Claro que muitos dos envolvidos acreditam que se trata de mais uma estratégia do “mito”, e que algo ainda vai acontecer. Porém, para uma porção deles caiu a ficha, de que Bolsonaro só pensa nele mesmo e nos filhos. Abandonou pelo caminho e depois desprezou verbalmente antes fiéis aliados como Bebiano, Joice Hasselmann, Abraham Weintraub, Carla Zambelli, entre tantos outros (e tantas outras). Por que haveria de mostrar hombridade e defender em pleno STF os bravos patriotas que tomaram chuva em calçada de quartel por sua causa?
Golpista merece repúdio e nos casos previstos em lei, punição e cadeia. Mas não deixo, como expliquei acima, de me angustiar pelo drama humano. Eu já achava bizarro uma pessoa sair do conforto de sua casa, deixar filhos, netos, marido ou esposa para botar uma camisa amarela da seleção da CBF, pegar em bandeiras com frases agressivas e se plantar por dias e noites na porta de um quartel esperando um golpe militar.

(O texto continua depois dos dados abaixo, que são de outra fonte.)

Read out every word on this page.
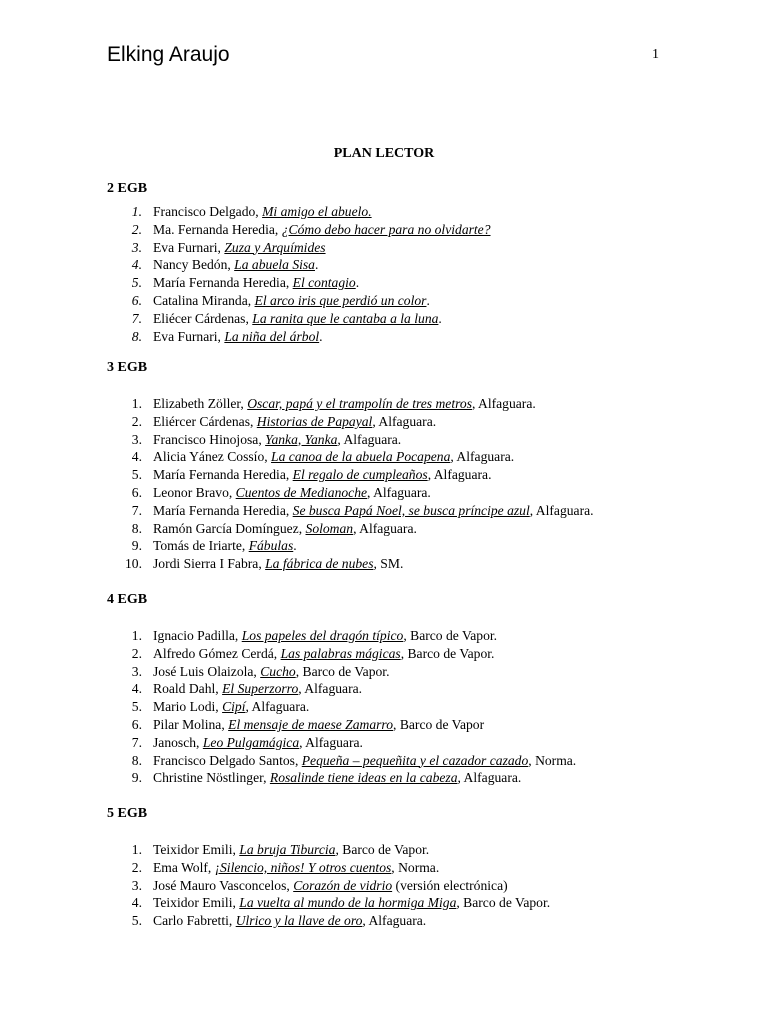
Elking Araujo	1
PLAN LECTOR
2 EGB
1. Francisco Delgado, Mi amigo el abuelo.
2. Ma. Fernanda Heredia, ¿Cómo debo hacer para no olvidarte?
3. Eva Furnari, Zuza y Arquímides
4. Nancy Bedón, La abuela Sisa.
5. María Fernanda Heredia, El contagio.
6. Catalina Miranda, El arco iris que perdió un color.
7. Eliécer Cárdenas, La ranita que le cantaba a la luna.
8. Eva Furnari, La niña del árbol.
3 EGB
1. Elizabeth Zöller, Oscar, papá y el trampolín de tres metros, Alfaguara.
2. Eliércer Cárdenas, Historias de Papayal, Alfaguara.
3. Francisco Hinojosa, Yanka, Yanka, Alfaguara.
4. Alicia Yánez Cossío, La canoa de la abuela Pocapena, Alfaguara.
5. María Fernanda Heredia, El regalo de cumpleaños, Alfaguara.
6. Leonor Bravo, Cuentos de Medianoche, Alfaguara.
7. María Fernanda Heredia, Se busca Papá Noel, se busca príncipe azul, Alfaguara.
8. Ramón García Domínguez, Soloman, Alfaguara.
9. Tomás de Iriarte, Fábulas.
10. Jordi Sierra I Fabra, La fábrica de nubes, SM.
4 EGB
1. Ignacio Padilla, Los papeles del dragón típico, Barco de Vapor.
2. Alfredo Gómez Cerdá, Las palabras mágicas, Barco de Vapor.
3. José Luis Olaizola, Cucho, Barco de Vapor.
4. Roald Dahl, El Superzorro, Alfaguara.
5. Mario Lodi, Cipí, Alfaguara.
6. Pilar Molina, El mensaje de maese Zamarro, Barco de Vapor
7. Janosch, Leo Pulgamágica, Alfaguara.
8. Francisco Delgado Santos, Pequeña – pequeñita y el cazador cazado, Norma.
9. Christine Nöstlinger, Rosalinde tiene ideas en la cabeza, Alfaguara.
5 EGB
1. Teixidor Emili, La bruja Tiburcia, Barco de Vapor.
2. Ema Wolf, ¡Silencio, niños! Y otros cuentos, Norma.
3. José Mauro Vasconcelos, Corazón de vidrio (versión electrónica)
4. Teixidor Emili, La vuelta al mundo de la hormiga Miga, Barco de Vapor.
5. Carlo Fabretti, Ulrico y la llave de oro, Alfaguara.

Não esperando uma realização ou felicidade pessoal ou um benefício coletivo ou ainda defendendo uma causa justa, como erradicar a fome de um grupo de pessoas ou salvar vidas. Pelo contrário. Sonhavam com uma ação que provocaria a prisão de morte de um grupo de pessoas que pensam politicamente diferente. Mas há algo de melancólico em imagens como a do patriota triste tomando chuva enquanto no mesmo dia Eduardo Bolsonaro curtia a Copa do Mundo nos estádios do Qatar.
No fim das contas, eram malucos, como definiu Jair. Embora houvesse método naquela loucura, como disse Polônio de Hamlet, eram inocentes (ou idiotas) úteis naquele momento. Como devem estar se sentindo neste instante? Vergonha de si mesmos? Chateados com Bolsonaro? Alguns talvez esperando 2026 para fazer a mesma coisa de novo. Se acontecer, só espero que rezem para pneu novamente. Entre tanta tensão foi o momento mais divertido da micareta golpista.